Step 1: Review reporting requirements for the new cycle 

Before making any system changes, research whether reporting requirements have changed for the upcoming election cycle. Check the Federal Election Commission (FEC) website or your state election board's resources for updated regulations, contribution limits, reporting schedules, or form changes. Document any new requirements that will affect your compliance procedures. Also review your organization's internal policies to determine if any adjustments are needed based on past experience. This preparation ensures your new cycle configuration will meet all current requirements. If you work with a compliance consultant or legal counsel, consult them during this review process. 

Step 2: Access the election cycle configuration settings 

Log into EveryAction and navigate to the Compliance or Disclosure section. Look for "Settings," "Configuration," or "Election Cycles" in the menu options. You'll need administrative permissions to access these settings, so if you don't see these options, contact your system administrator. Within the settings area, look for an option to create or configure a new election cycle. This might be labeled "Add Cycle," "New Election Period," or something similar. Selecting this option will open a form where you can define the parameters for your new reporting cycle. 

Step 3: Configure the new election cycle 

In the new cycle configuration form, enter all required information about the upcoming election period. Set the cycle name following your organization's naming convention (typically including the year, such as "2024 Cycle" or "2023-2024 Cycle"). Enter the start and end dates for the cycle based on your jurisdiction's definitions—federal cycles typically run for two years, while state cycles may vary. Select the election type (primary, general, special) if applicable. Configure any cycle-specific settings such as contribution limits, which may change between cycles. If your organization operates in multiple jurisdictions, you may need to create separate cycle configurations for each one with their specific parameters and reporting schedules. 

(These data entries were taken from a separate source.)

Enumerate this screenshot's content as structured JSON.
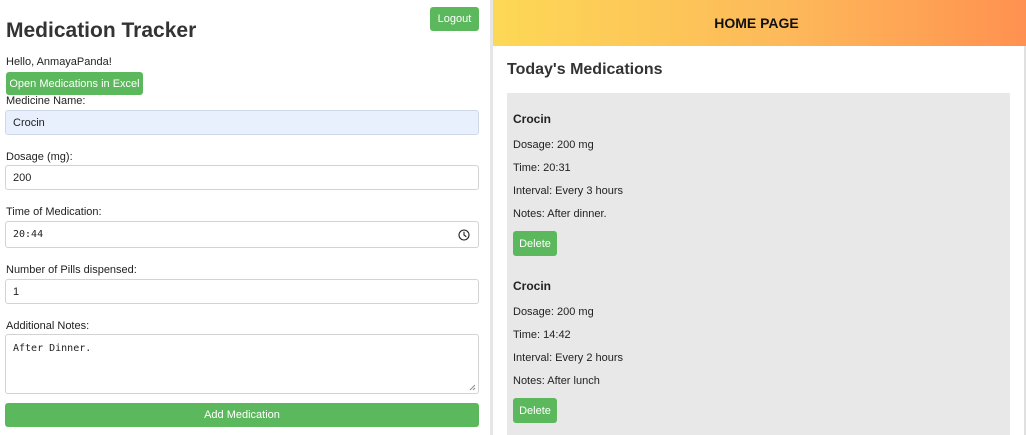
{
  "app": {
    "title": "Medication Tracker",
    "logout_label": "Logout",
    "greeting": "Hello, AnmayaPanda!",
    "excel_label": "Open Medications in Excel"
  },
  "form": {
    "medicine_name": {
      "label": "Medicine Name:",
      "value": "Crocin"
    },
    "dosage": {
      "label": "Dosage (mg):",
      "value": "200"
    },
    "time": {
      "label": "Time of Medication:",
      "value": "20:44"
    },
    "pills": {
      "label": "Number of Pills dispensed:",
      "value": "1"
    },
    "notes": {
      "label": "Additional Notes:",
      "value": "After Dinner."
    },
    "submit_label": "Add Medication"
  },
  "home": {
    "banner_title": "HOME PAGE",
    "section_title": "Today's Medications",
    "delete_label": "Delete",
    "medications": [
      {
        "name": "Crocin",
        "dosage": "Dosage: 200 mg",
        "time": "Time: 20:31",
        "interval": "Interval: Every 3 hours",
        "notes": "Notes: After dinner."
      },
      {
        "name": "Crocin",
        "dosage": "Dosage: 200 mg",
        "time": "Time: 14:42",
        "interval": "Interval: Every 2 hours",
        "notes": "Notes: After lunch"
      }
    ]
  },
  "colors": {
    "primary_green": "#5cb85c",
    "autofill_bg": "#e8f0fe",
    "banner_start": "#fdd856",
    "banner_end": "#ff9150",
    "card_bg": "#e8e8e8"
  },
  "icons": {
    "time_field": "clock-icon",
    "notes_field": "resize-handle-icon"
  }
}
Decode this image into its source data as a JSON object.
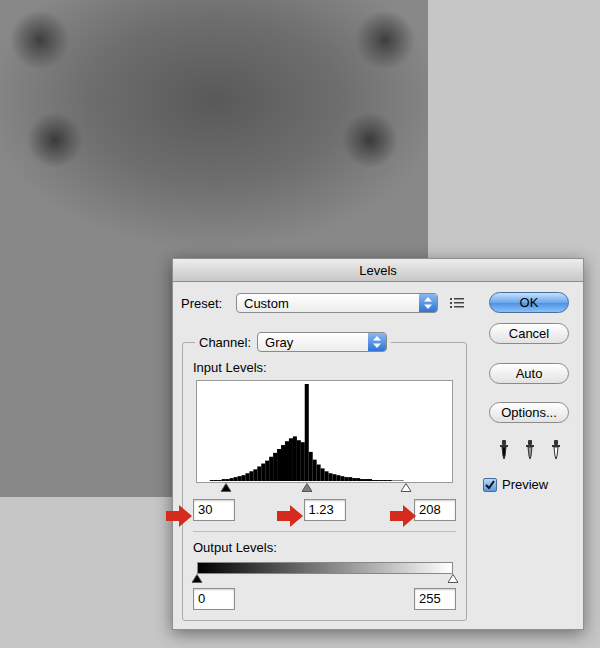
{
  "window": {
    "title": "Levels"
  },
  "preset": {
    "label": "Preset:",
    "value": "Custom"
  },
  "channel": {
    "label": "Channel:",
    "value": "Gray"
  },
  "input_levels": {
    "label": "Input Levels:",
    "values": [
      "30",
      "1.23",
      "208"
    ],
    "sliders": [
      {
        "name": "black",
        "level": 0.118,
        "color": "#000000"
      },
      {
        "name": "gray",
        "level": 0.43,
        "color": "#808080"
      },
      {
        "name": "white",
        "level": 0.816,
        "color": "#ffffff"
      }
    ]
  },
  "histogram": {
    "values": [
      0,
      0,
      0,
      1,
      1,
      1,
      2,
      2,
      3,
      4,
      5,
      6,
      8,
      10,
      12,
      15,
      18,
      21,
      25,
      29,
      33,
      37,
      41,
      44,
      46,
      42,
      40,
      100,
      30,
      22,
      17,
      13,
      10,
      8,
      7,
      6,
      5,
      4,
      4,
      3,
      3,
      2,
      2,
      2,
      1,
      1,
      1,
      1,
      1,
      0.5,
      0.5,
      0.5,
      0,
      0,
      0,
      0,
      0,
      0,
      0,
      0,
      0,
      0,
      0,
      0
    ]
  },
  "output_levels": {
    "label": "Output Levels:",
    "values": [
      "0",
      "255"
    ],
    "sliders": [
      {
        "name": "black",
        "level": 0,
        "color": "#000000"
      },
      {
        "name": "white",
        "level": 1,
        "color": "#ffffff"
      }
    ]
  },
  "buttons": [
    {
      "label": "OK",
      "default": true
    },
    {
      "label": "Cancel",
      "default": false
    },
    {
      "label": "Auto",
      "default": false
    },
    {
      "label": "Options...",
      "default": false
    }
  ],
  "eyedroppers": [
    {
      "name": "black",
      "color": "#000000"
    },
    {
      "name": "gray",
      "color": "#9a9a9a"
    },
    {
      "name": "white",
      "color": "#ffffff"
    }
  ],
  "preview": {
    "label": "Preview",
    "checked": true
  }
}
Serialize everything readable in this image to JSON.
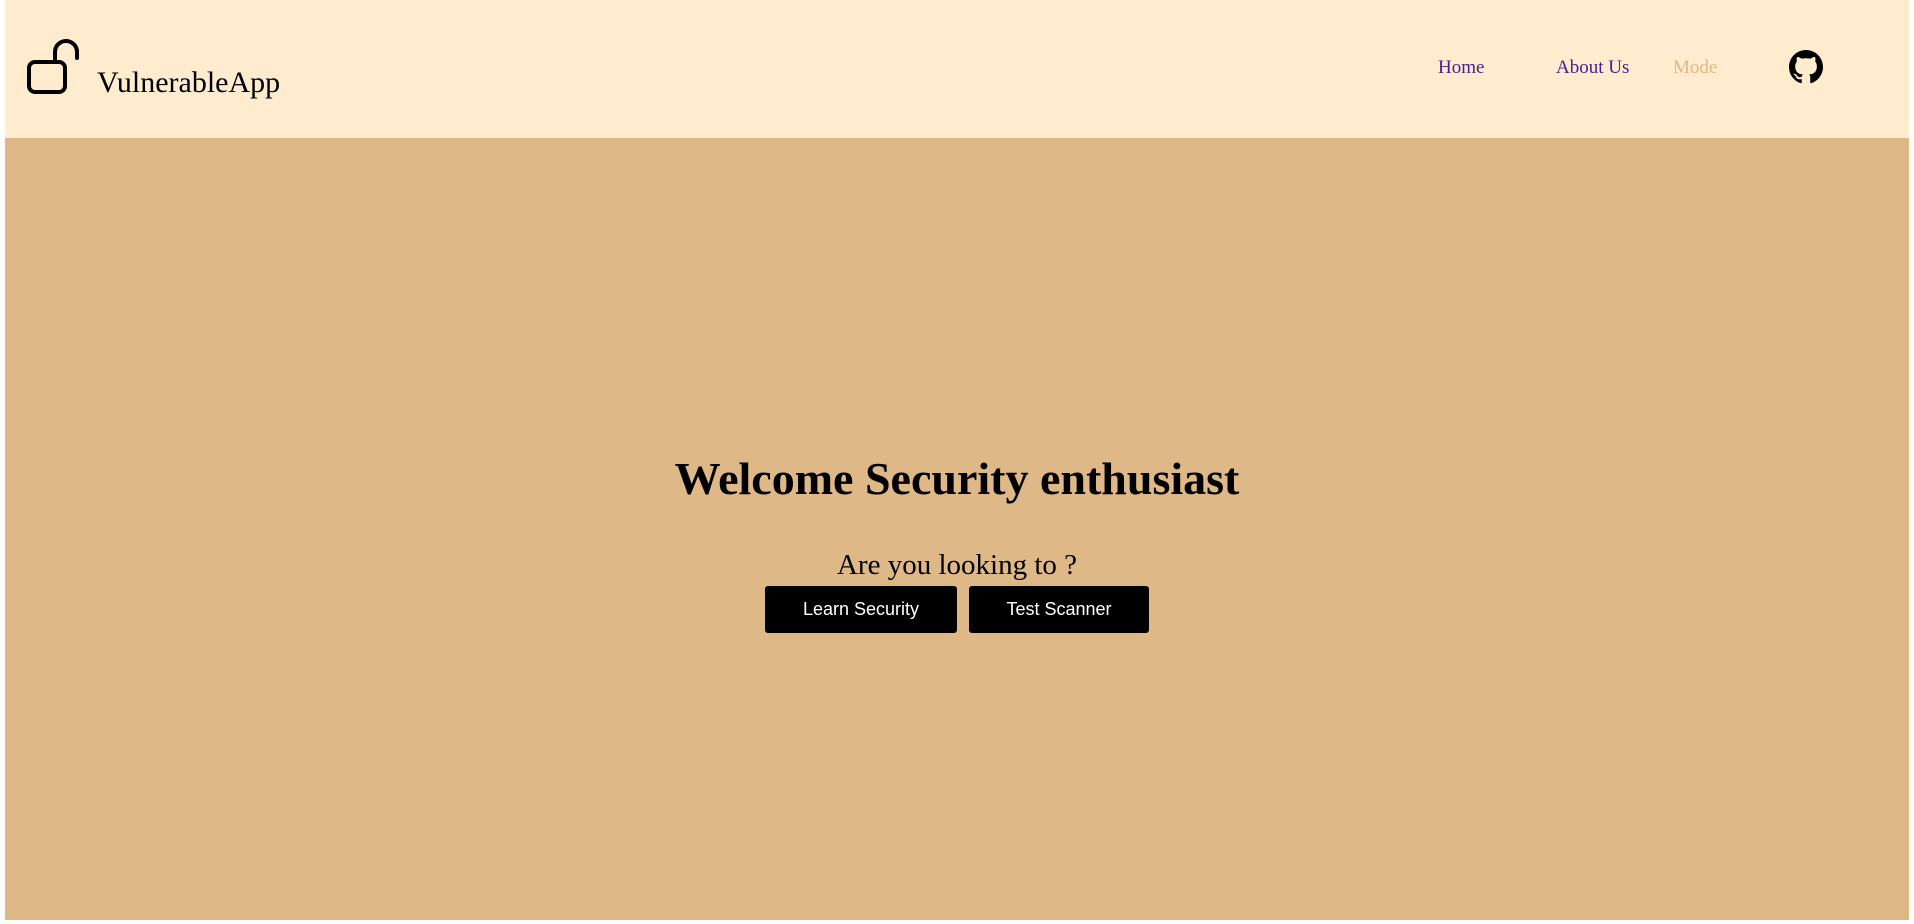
{
  "theme": {
    "header_bg": "#ffebcd",
    "hero_bg": "#deb887",
    "nav_link_color": "#4b1c8c",
    "mode_link_color": "#deb887",
    "button_bg": "#000000",
    "button_text": "#ffffff"
  },
  "header": {
    "logo_icon": "unlocked-padlock-icon",
    "app_name": "VulnerableApp",
    "nav": {
      "home": "Home",
      "about": "About Us",
      "mode": "Mode"
    },
    "github_icon": "github-icon"
  },
  "hero": {
    "title": "Welcome Security enthusiast",
    "question": "Are you looking to ?",
    "buttons": {
      "learn": "Learn Security",
      "scanner": "Test Scanner"
    }
  }
}
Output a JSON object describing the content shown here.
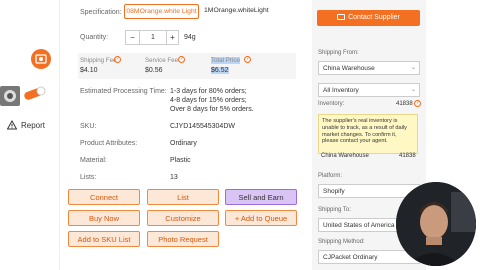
{
  "left": {
    "report_label": "Report"
  },
  "spec": {
    "label": "Specification:",
    "options": [
      "08MOrange.white Light",
      "1MOrange.whiteLight"
    ]
  },
  "quantity": {
    "label": "Quantity:",
    "minus": "−",
    "value": "1",
    "plus": "+",
    "weight": "94g"
  },
  "fees": {
    "shipping_label": "Shipping Fee",
    "shipping_value": "$4.10",
    "service_label": "Service Fee",
    "service_value": "$0.56",
    "total_label": "Total Price",
    "total_value": "$6.52"
  },
  "processing": {
    "label": "Estimated Processing Time:",
    "lines": [
      "1-3 days for 80% orders;",
      "4-8 days for 15% orders;",
      "Over 8 days for 5% orders."
    ]
  },
  "details": [
    {
      "label": "SKU:",
      "value": "CJYD145545304DW"
    },
    {
      "label": "Product Attributes:",
      "value": "Ordinary"
    },
    {
      "label": "Material:",
      "value": "Plastic"
    },
    {
      "label": "Lists:",
      "value": "13"
    }
  ],
  "buttons": {
    "connect": "Connect",
    "list": "List",
    "sell_and_earn": "Sell and Earn",
    "buy_now": "Buy Now",
    "customize": "Customize",
    "add_to_queue": "+ Add to Queue",
    "add_to_sku_list": "Add to SKU List",
    "photo_request": "Photo Request"
  },
  "right": {
    "contact_supplier": "Contact Supplier",
    "shipping_from_label": "Shipping From:",
    "shipping_from_value": "China Warehouse",
    "inventory_select": "All Inventory",
    "inventory_label": "Inventory:",
    "inventory_count": "41838",
    "tooltip": "The supplier's real inventory is unable to track, as a result of daily market changes. To confirm it, please contact your agent.",
    "warehouse_name": "China Warehouse",
    "warehouse_count": "41838",
    "platform_label": "Platform:",
    "platform_value": "Shopify",
    "shipping_to_label": "Shipping To:",
    "shipping_to_value": "United States of America",
    "shipping_method_label": "Shipping Method:",
    "shipping_method_value": "CJPacket Ordinary"
  },
  "colors": {
    "accent": "#f36f21",
    "button_bg": "#fde7d6",
    "purple": "#d9c4f5"
  }
}
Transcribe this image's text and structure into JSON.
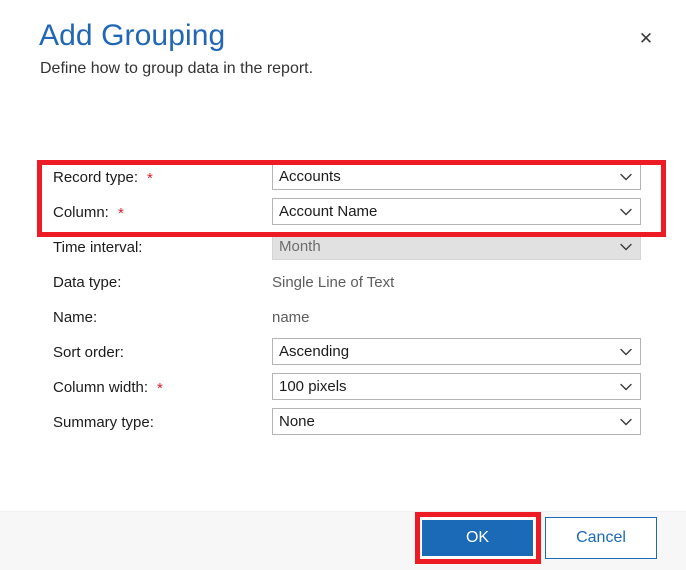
{
  "header": {
    "title": "Add Grouping",
    "subtitle": "Define how to group data in the report.",
    "close_label": "✕"
  },
  "form": {
    "required_marker": "*",
    "rows": [
      {
        "label": "Record type:",
        "required": true,
        "type": "dropdown",
        "value": "Accounts",
        "disabled": false,
        "name": "record-type"
      },
      {
        "label": "Column:",
        "required": true,
        "type": "dropdown",
        "value": "Account Name",
        "disabled": false,
        "name": "column"
      },
      {
        "label": "Time interval:",
        "required": false,
        "type": "dropdown",
        "value": "Month",
        "disabled": true,
        "name": "time-interval"
      },
      {
        "label": "Data type:",
        "required": false,
        "type": "static",
        "value": "Single Line of Text",
        "disabled": false,
        "name": "data-type"
      },
      {
        "label": "Name:",
        "required": false,
        "type": "static",
        "value": "name",
        "disabled": false,
        "name": "name"
      },
      {
        "label": "Sort order:",
        "required": false,
        "type": "dropdown",
        "value": "Ascending",
        "disabled": false,
        "name": "sort-order"
      },
      {
        "label": "Column width:",
        "required": true,
        "type": "dropdown",
        "value": "100 pixels",
        "disabled": false,
        "name": "column-width"
      },
      {
        "label": "Summary type:",
        "required": false,
        "type": "dropdown",
        "value": "None",
        "disabled": false,
        "name": "summary-type"
      }
    ]
  },
  "footer": {
    "ok_label": "OK",
    "cancel_label": "Cancel"
  },
  "colors": {
    "title_blue": "#2267b5",
    "accent_blue": "#1a6ab8",
    "required_red": "#d4202a",
    "annotation_red": "#ed1c24",
    "footer_background": "#f7f7f7",
    "disabled_background": "#e1e1e1"
  },
  "annotations": [
    {
      "name": "annotation-rect-fields",
      "around": "Record type and Column rows"
    },
    {
      "name": "annotation-rect-ok",
      "around": "OK button"
    }
  ]
}
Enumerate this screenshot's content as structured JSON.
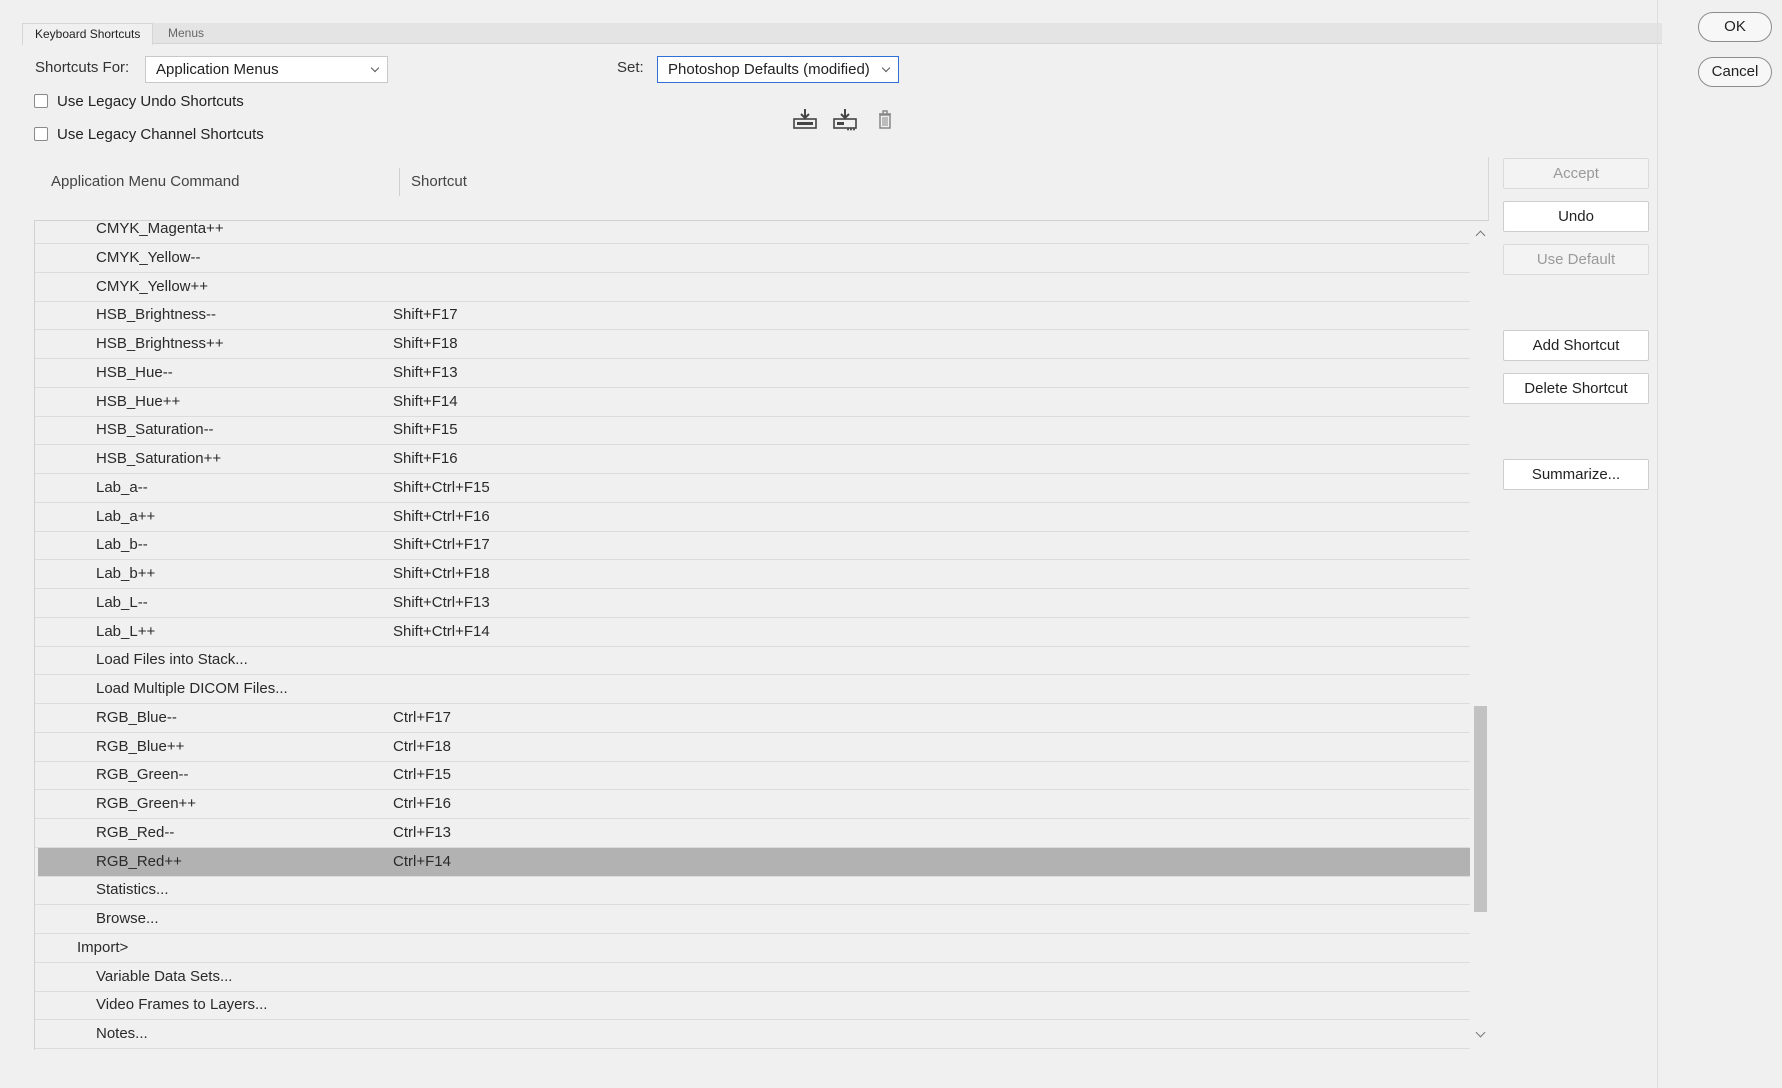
{
  "tabs": [
    {
      "label": "Keyboard Shortcuts"
    },
    {
      "label": "Menus"
    }
  ],
  "shortcuts_for": {
    "label": "Shortcuts For:",
    "value": "Application Menus"
  },
  "set": {
    "label": "Set:",
    "value": "Photoshop Defaults (modified)"
  },
  "options": {
    "legacy_undo": {
      "label": "Use Legacy Undo Shortcuts",
      "checked": false
    },
    "legacy_channel": {
      "label": "Use Legacy Channel Shortcuts",
      "checked": false
    }
  },
  "toolbar_icons": [
    "save-set-icon",
    "save-set-as-icon",
    "delete-set-icon"
  ],
  "table": {
    "col_command": "Application Menu Command",
    "col_shortcut": "Shortcut",
    "rows": [
      {
        "command": "CMYK_Magenta++",
        "shortcut": "",
        "indent": 2
      },
      {
        "command": "CMYK_Yellow--",
        "shortcut": "",
        "indent": 2
      },
      {
        "command": "CMYK_Yellow++",
        "shortcut": "",
        "indent": 2
      },
      {
        "command": "HSB_Brightness--",
        "shortcut": "Shift+F17",
        "indent": 2
      },
      {
        "command": "HSB_Brightness++",
        "shortcut": "Shift+F18",
        "indent": 2
      },
      {
        "command": "HSB_Hue--",
        "shortcut": "Shift+F13",
        "indent": 2
      },
      {
        "command": "HSB_Hue++",
        "shortcut": "Shift+F14",
        "indent": 2
      },
      {
        "command": "HSB_Saturation--",
        "shortcut": "Shift+F15",
        "indent": 2
      },
      {
        "command": "HSB_Saturation++",
        "shortcut": "Shift+F16",
        "indent": 2
      },
      {
        "command": "Lab_a--",
        "shortcut": "Shift+Ctrl+F15",
        "indent": 2
      },
      {
        "command": "Lab_a++",
        "shortcut": "Shift+Ctrl+F16",
        "indent": 2
      },
      {
        "command": "Lab_b--",
        "shortcut": "Shift+Ctrl+F17",
        "indent": 2
      },
      {
        "command": "Lab_b++",
        "shortcut": "Shift+Ctrl+F18",
        "indent": 2
      },
      {
        "command": "Lab_L--",
        "shortcut": "Shift+Ctrl+F13",
        "indent": 2
      },
      {
        "command": "Lab_L++",
        "shortcut": "Shift+Ctrl+F14",
        "indent": 2
      },
      {
        "command": "Load Files into Stack...",
        "shortcut": "",
        "indent": 2
      },
      {
        "command": "Load Multiple DICOM Files...",
        "shortcut": "",
        "indent": 2
      },
      {
        "command": "RGB_Blue--",
        "shortcut": "Ctrl+F17",
        "indent": 2
      },
      {
        "command": "RGB_Blue++",
        "shortcut": "Ctrl+F18",
        "indent": 2
      },
      {
        "command": "RGB_Green--",
        "shortcut": "Ctrl+F15",
        "indent": 2
      },
      {
        "command": "RGB_Green++",
        "shortcut": "Ctrl+F16",
        "indent": 2
      },
      {
        "command": "RGB_Red--",
        "shortcut": "Ctrl+F13",
        "indent": 2
      },
      {
        "command": "RGB_Red++",
        "shortcut": "Ctrl+F14",
        "indent": 2,
        "selected": true
      },
      {
        "command": "Statistics...",
        "shortcut": "",
        "indent": 2
      },
      {
        "command": "Browse...",
        "shortcut": "",
        "indent": 2
      },
      {
        "command": "Import>",
        "shortcut": "",
        "indent": 1
      },
      {
        "command": "Variable Data Sets...",
        "shortcut": "",
        "indent": 2
      },
      {
        "command": "Video Frames to Layers...",
        "shortcut": "",
        "indent": 2
      },
      {
        "command": "Notes...",
        "shortcut": "",
        "indent": 2
      }
    ]
  },
  "actions": {
    "accept": "Accept",
    "undo": "Undo",
    "use_default": "Use Default",
    "add_shortcut": "Add Shortcut",
    "delete_shortcut": "Delete Shortcut",
    "summarize": "Summarize..."
  },
  "dialog": {
    "ok": "OK",
    "cancel": "Cancel"
  }
}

Step 4: Update vendor and committee information 

Before recording transactions in the new cycle, verify and update your organization's committee information and vendor records. Navigate to the committee settings section and confirm that all registration numbers, addresses, treasurer information, and other details are current for the new cycle. Then review your vendor list, especially for recurring vendors, to ensure their information remains accurate. Pay particular attention to vendors who provide compliance-sensitive services like advertising or consulting, as their proper categorization is essential for accurate reporting. If your organization has changed banks, filing methods, or registration status, update these details in the appropriate system settings. 

Step 5: Establish procedures for cycle attribution 

Create clear guidelines for your team about how to attribute transactions to the correct election cycle. For contributions, the determining factor is typically when the donation was received. For expenditures, it's usually when the payment was made, though some jurisdictions have specific rules about allocation. For activities that span cycles (like consulting contracts), document how these should be recorded. Create a reference guide with examples of common scenarios for your team. If your organization maintains separate bank accounts for different cycles, verify that the correct accounts are linked to each cycle in the system. Schedule training for staff members who enter financial data to ensure everyone understands the proper procedures for the new cycle, especially any changes from previous practices.